PHELAN — When the San Gabriel Canyon started to burn in 1981, fire crews wanted nothing to do with Keril Keiser water tanks.
The Phelan veteran and entrepreneur made tanks for construction companies to keep their sites hosed down, but Keiser wondered if his inventions had another purpose.
“I kept thinking to myself, I can’t figure out why they don’t use this stuff for firefighting,” he said.
So, with the canyon burning around his Irwindale factory, Keiser offered the use of one of his construction tanks to fire crews.
They first turned him down, he said, until the fire caved in the roof covering their ground reservoir and clogged its water pumps. He got a desperate call at 2 a.m., asking for water.
Keiser drove his truck as close to the site as he could get. Unfortunately, his truck didn’t have a way to get the water into fire engines, so he sprayed the fires as best he could. Within hours, they had the fire under control and the foundation for Aqua Express was laid.
The inventor went home and began plotting ways to get more water to fire sites. He eventually overhauled an old Peterbilt logging truck, outfitted it with a tank that could carry roughly seven times the amount of water a normal fire engine can haul and pitched his idea to stations across Southern California and into Nevada.
Finally he found a taker, the San Bernardino County Fire Department. He sold the package for $50,000 — $15,000 less than what he wanted.
“The pioneers never get rich,” he said. “It’s the ones who come after who make the money,” which is just fine with him.
Keiser, 77, is now the founder, inventor, marketer and engineer for Aqua Express. He’s patented designs for mobile, elevated water reservoirs and helicopter dip tanks, which are used to get water to remote wildland fire sites as quickly and easily as possible.
Though he hasn’t helped fight any fires yet this season, with a happily slow season in Southern California so far, Keiser’s reservoirs have helped put out a number of fires, including during the dangerous 2003 season in Arrowhead, Big Bear and Lytle Creek.
Inventor’s first truck finds a home in Newberry Springs
By Abby Sewell, Staff Writer
NEWBERRY SPRINGS • The first water tender built by inventor Keril Keiser has found a home in Newberry Springs.

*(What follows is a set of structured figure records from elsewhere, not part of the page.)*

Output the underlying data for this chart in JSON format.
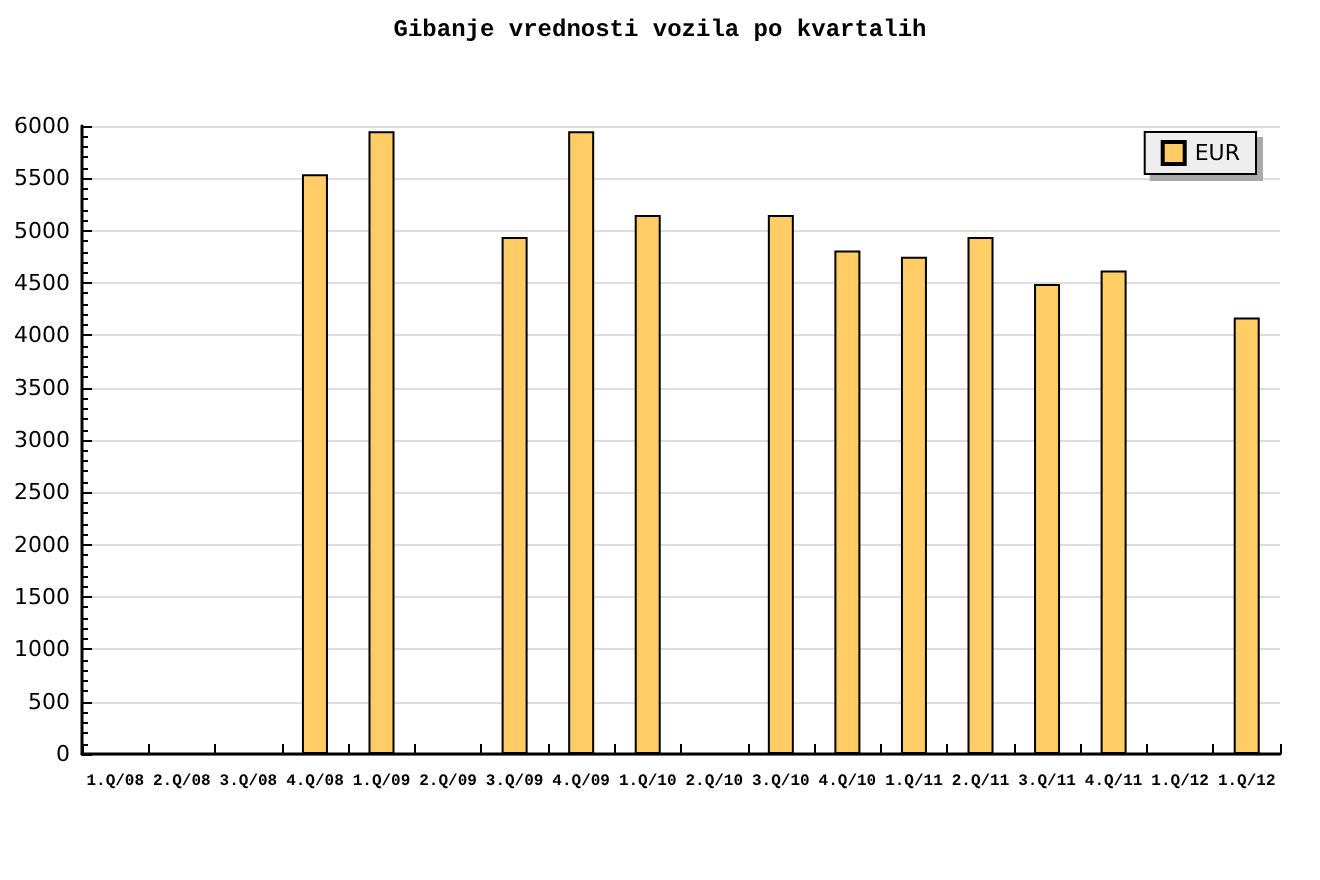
{
  "chart_data": {
    "type": "bar",
    "title": "Gibanje vrednosti vozila po kvartalih",
    "categories": [
      "1.Q/08",
      "2.Q/08",
      "3.Q/08",
      "4.Q/08",
      "1.Q/09",
      "2.Q/09",
      "3.Q/09",
      "4.Q/09",
      "1.Q/10",
      "2.Q/10",
      "3.Q/10",
      "4.Q/10",
      "1.Q/11",
      "2.Q/11",
      "3.Q/11",
      "4.Q/11",
      "1.Q/12",
      "1.Q/12"
    ],
    "series": [
      {
        "name": "EUR",
        "color": "#ffcc66",
        "values": [
          null,
          null,
          null,
          5540,
          5950,
          null,
          4940,
          5950,
          5150,
          null,
          5150,
          4810,
          4750,
          4940,
          4490,
          4620,
          null,
          4170
        ]
      }
    ],
    "ylim": [
      0,
      6000
    ],
    "yticks": [
      0,
      500,
      1000,
      1500,
      2000,
      2500,
      3000,
      3500,
      4000,
      4500,
      5000,
      5500,
      6000
    ],
    "grid": "y",
    "legend": "top right"
  }
}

The Newberry Springs Fire Department received the truck, built in the early 1980s, in 2006, after the San Bernardino County Fire Department listed it as surplus, said Newberry’s Assistant Fire Chief Steve Miller. With a capacity of 4,000 gallons, two or three times larger than that of most water tenders, Miller said the truck has made “a tremendous difference” for the small department.
Having a large-capacity tank enables one driver to move more water in a shorter period of time, maximizing the department’s resources, Miller said.
State and federal regulations on commercial drivers’ licenses make it difficult for small volunteer departments like Newberry Springs to find drivers for their heavy trucks, meaning that each licensed commercial driver must move as much water as possible on each trip.
How it works
Keiser’s mobile reservoir is a 7,500-gallon tank on wheels. It can be pulled behind a truck, unhitched and — with the touch of a button — elevated two stories in the air, with only a 12-volt battery.
Once elevated, the tank can be used to fill standard fire engines in less than two minutes by simply releasing the valve.
Keiser can drive the tank as close as possible to a fire site and set it up for use. He then drives his 3,200-gallon water tender truck back and forth from the nearest water source, refilling the giant tank as needed. This saves fire departments money on fuel and, more importantly, priceless time to stay close to the action.
More recently, he designed a 6,500-gallon mobile “heli-troff” so that both snorkel and pump-style firefighting helicopters can refill their tanks closer to fire sites. He spent months on the design, creating a half-cylinder dip tank on wheels.
Both sets of equipment have operated under a contract with the California Department of Forestry and Fire Protection since 2005.